At 04:38 PM 7/19/01 +0100, Dave Beckett wrote:

>I've managed to update the document
>   http://www.w3.org/2001/sw/RDFCore/ntriples/
>with the notation changes you previously described, and with the
>issues you have brought up, along with some solutions.

A nit:  you still have:

    eoln ::= cr? lf

given that (a) email converts to CRLF in transit, and back to local 
conventions on receipt, (b) HTTP does not touch EOL sequences, (c) systems 
exist that use CR/LF (PCs), bare LF (Un*x), bare CR (Macs, I believe) then 
I think any of these may appear, however the document is created.

Thus (contrary to my earlier comments) I'd suggest:

    eoln ::= cr lf | cr | lf

(Aaron:  am I right about the Mac?)

> >>>Graham Klyne said:
><snip/>
> > If you want to stick with just US-ASCII in an N-triples file then I won't
> > fight it, but my own feeling is that it would be easier to just
> > say:  always use UTF-8 encoding.  That seems fairly future-proof.
>
>I don't mind saying N-Triples is UTF-8 since I've got code around to
>do that and it comes for free with Java and Python for example.
>However it just moves the escaping to a different level and makes it
>impossible for anyone to generate unicode characters with plain text
>(ASCII that is) editors.

If you want to have a single encoded representation for a string, that's true.

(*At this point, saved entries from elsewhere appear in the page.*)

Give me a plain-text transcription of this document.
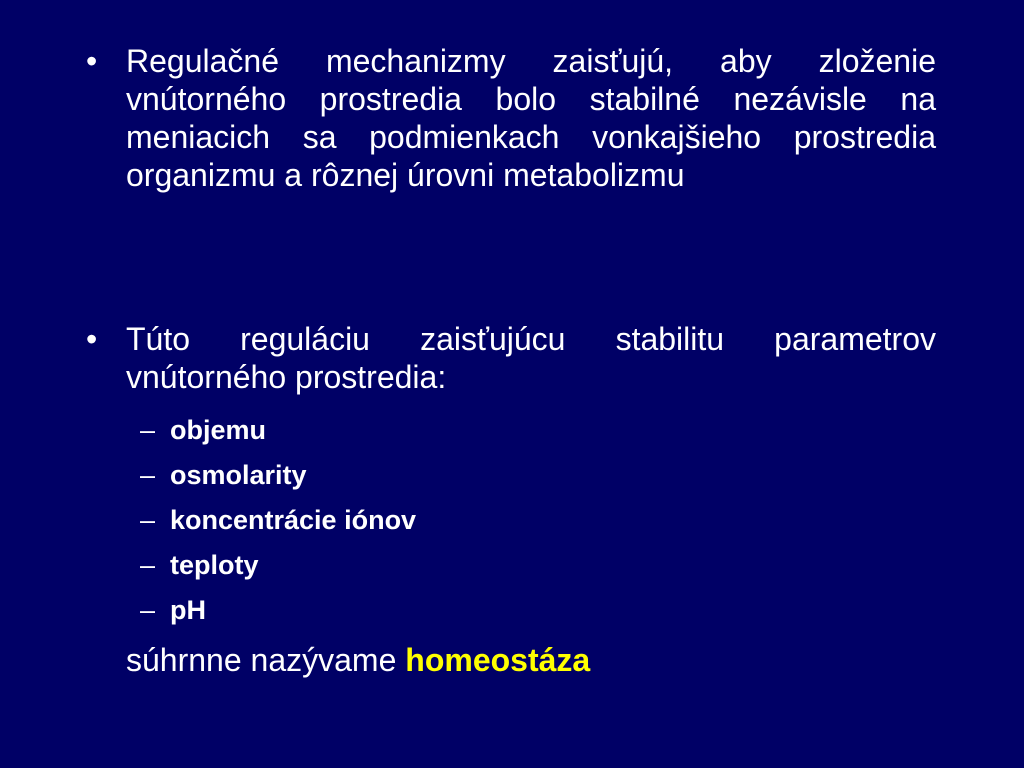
• Regulačné mechanizmy zaisťujú, aby zloženie vnútorného prostredia bolo stabilné nezávisle na meniacich sa podmienkach vonkajšieho prostredia organizmu a rôznej úrovni metabolizmu
• Túto reguláciu zaisťujúcu stabilitu parametrov vnútorného prostredia:
– objemu
– osmolarity
– koncentrácie iónov
– teploty
– pH
súhrnne nazývame homeostáza
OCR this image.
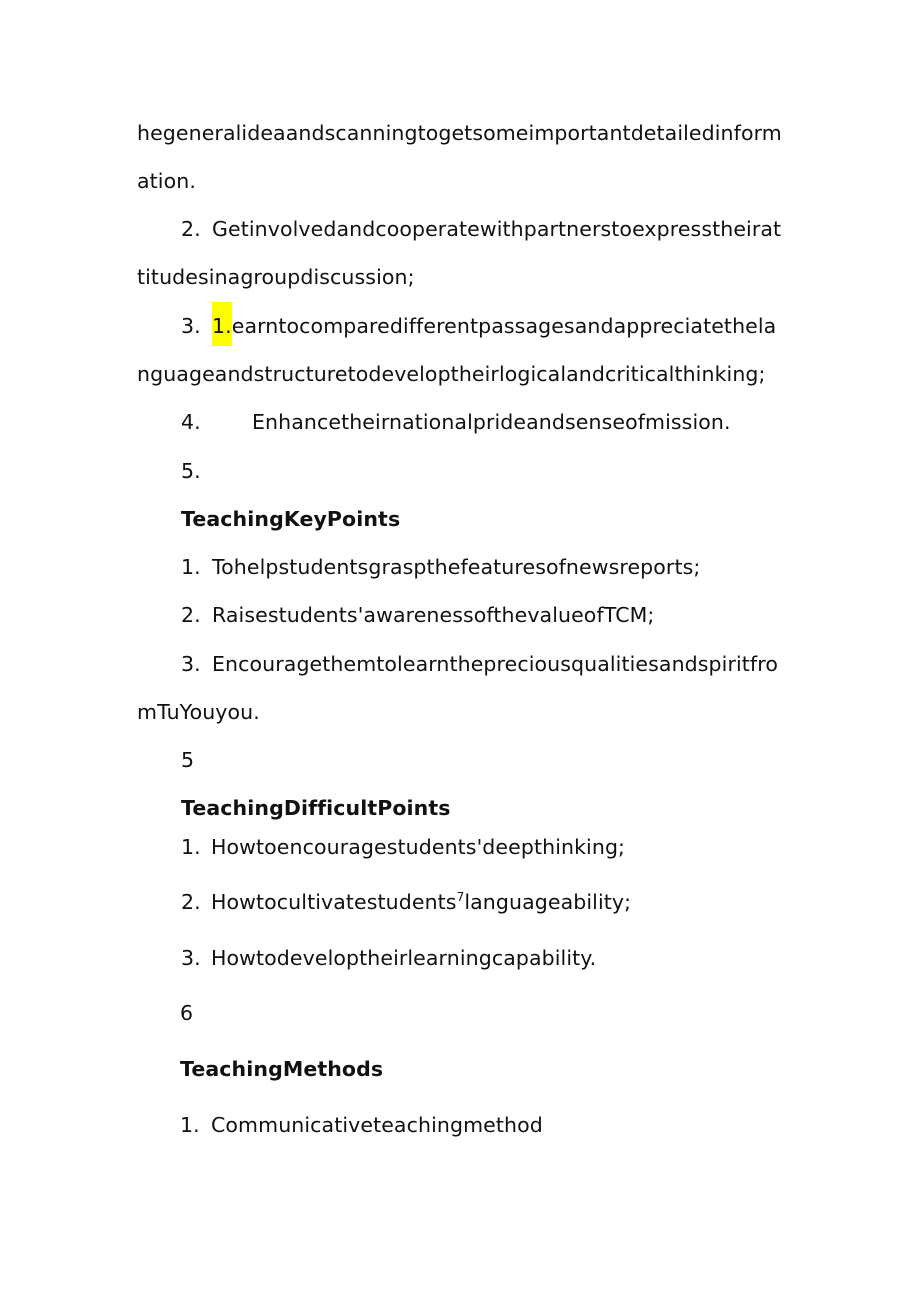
hegeneralideaandscanningtogetsomeimportantdetailedinform
ation.
2. Getinvolvedandcooperatewithpartnerstoexpresstheirat
titudesinagroupdiscussion;
3. 1.earntocomparedifferentpassagesandappreciatethela
nguageandstructuretodeveloptheirlogicalandcriticalthinking;
4. Enhancetheirnationalprideandsenseofmission.
5.
TeachingKeyPoints
1. Tohelpstudentsgraspthefeaturesofnewsreports;
2. Raisestudents'awarenessofthevalueofTCM;
3. Encouragethemtolearnthepreciousqualitiesandspiritfro
mTuYouyou.
5
TeachingDifficultPoints
1. Howtoencouragestudents'deepthinking;
2. Howtocultivatestudents$^7$languageability;
3. Howtodeveloptheirlearningcapability.
6
TeachingMethods
1. Communicativeteachingmethod
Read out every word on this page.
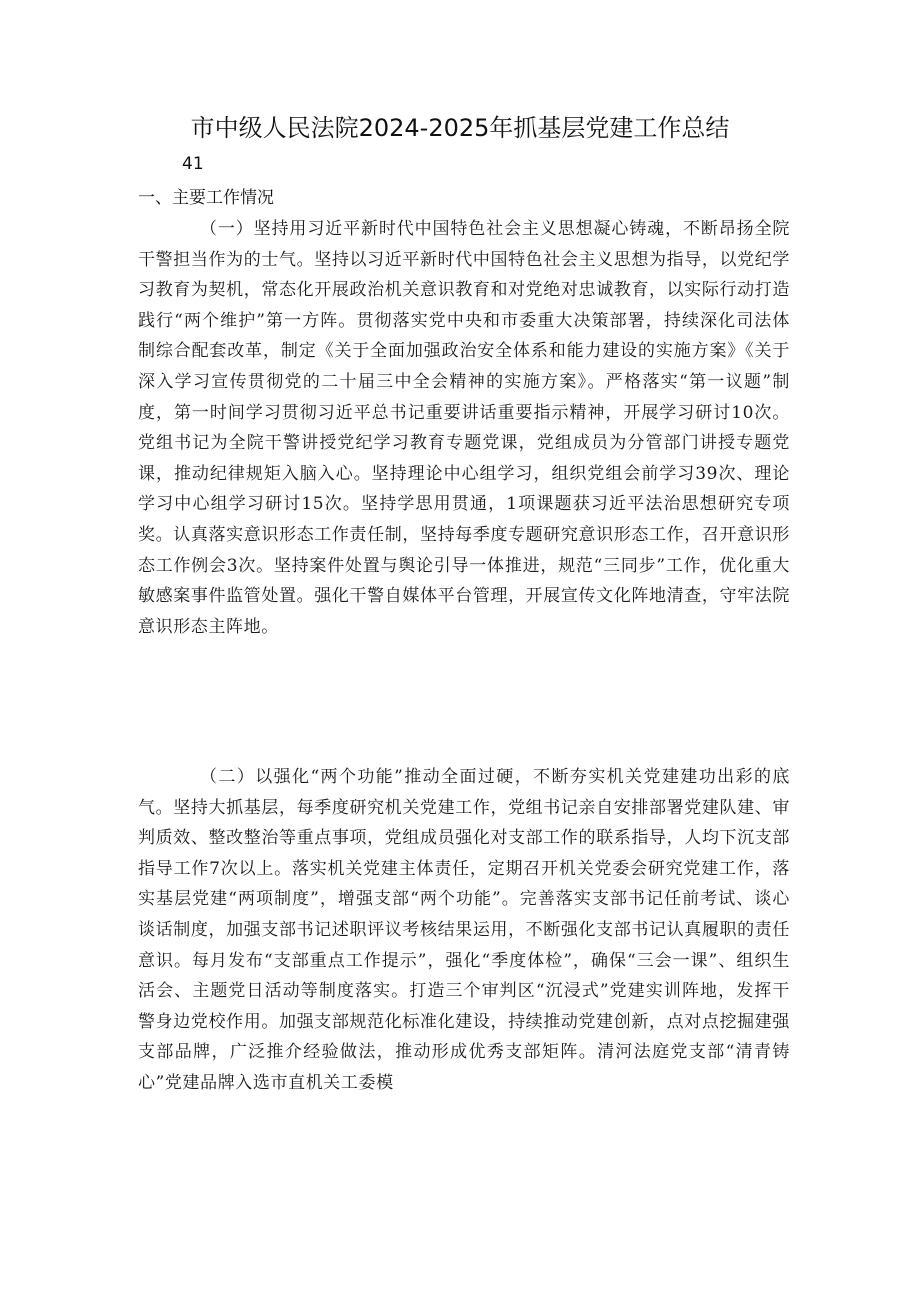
市中级人民法院2024-2025年抓基层党建工作总结
41
一、主要工作情况

（一）坚持用习近平新时代中国特色社会主义思想凝心铸魂，不断昂扬全院干警担当作为的士气。坚持以习近平新时代中国特色社会主义思想为指导，以党纪学习教育为契机，常态化开展政治机关意识教育和对党绝对忠诚教育，以实际行动打造践行“两个维护”第一方阵。贯彻落实党中央和市委重大决策部署，持续深化司法体制综合配套改革，制定《关于全面加强政治安全体系和能力建设的实施方案》《关于深入学习宣传贯彻党的二十届三中全会精神的实施方案》。严格落实“第一议题”制度，第一时间学习贯彻习近平总书记重要讲话重要指示精神，开展学习研讨10次。党组书记为全院干警讲授党纪学习教育专题党课，党组成员为分管部门讲授专题党课，推动纪律规矩入脑入心。坚持理论中心组学习，组织党组会前学习39次、理论学习中心组学习研讨15次。坚持学思用贯通，1项课题获习近平法治思想研究专项奖。认真落实意识形态工作责任制，坚持每季度专题研究意识形态工作，召开意识形态工作例会3次。坚持案件处置与舆论引导一体推进，规范“三同步”工作，优化重大敏感案事件监管处置。强化干警自媒体平台管理，开展宣传文化阵地清查，守牢法院意识形态主阵地。

（二）以强化“两个功能”推动全面过硬，不断夯实机关党建建功出彩的底气。坚持大抓基层，每季度研究机关党建工作，党组书记亲自安排部署党建队建、审判质效、整改整治等重点事项，党组成员强化对支部工作的联系指导，人均下沉支部指导工作7次以上。落实机关党建主体责任，定期召开机关党委会研究党建工作，落实基层党建“两项制度”，增强支部“两个功能”。完善落实支部书记任前考试、谈心谈话制度，加强支部书记述职评议考核结果运用，不断强化支部书记认真履职的责任意识。每月发布“支部重点工作提示”，强化“季度体检”，确保“三会一课”、组织生活会、主题党日活动等制度落实。打造三个审判区“沉浸式”党建实训阵地，发挥干警身边党校作用。加强支部规范化标准化建设，持续推动党建创新，点对点挖掘建强支部品牌，广泛推介经验做法，推动形成优秀支部矩阵。清河法庭党支部“清青铸心”党建品牌入选市直机关工委模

I guess I don't mind either!

>Dave said:
> > >How about just one escape \UXXXXXXXX for all chars not made available
> > >by \-escapes or used in-situ - that seems more appealing for this
> > >little syntax.
>Graham said:
> > Well, that could work too.
>
>Yes, but is it better than my other suggestions?
>I've listed all the suggestions in the updated doc.

OK, my vote is for your option 1.

My reasons, FWIW, are:

(a) to achieve a common representation for any string, and to be possible 
to create N-triples with a non-UTF-8 tools.  (The common encoded 
representation isn't so important to me, but the requirement has been 
expressed...)

(b) that the higher 32-bit code-points seem very rare, and 4 leading zeros 
is a lot of overhead for a very occasionally (if ever) required feature.

> > > > 5. eoln format
><snip/>
>Graham said:
> > I suppose, then, we must go back to allowing CRLF, LF or CR as a line
> > break, to be compatible with anything that can be served via HTTP.
>
>which was actually where I started in the first version, Doh!

Yes, I acknowledge that.  That was before I'd taken on board the fact that 
HTTP breaks the MIME text handling model that I'm most familiar 
with.  Sorry for the roundabout (but I learned something, so it wasn't a 
total waste ;-).

#g


------------
Graham Klyne
(GK@ACM.ORG)

Received on Thursday, 19 July 2001 15:52:37 UTC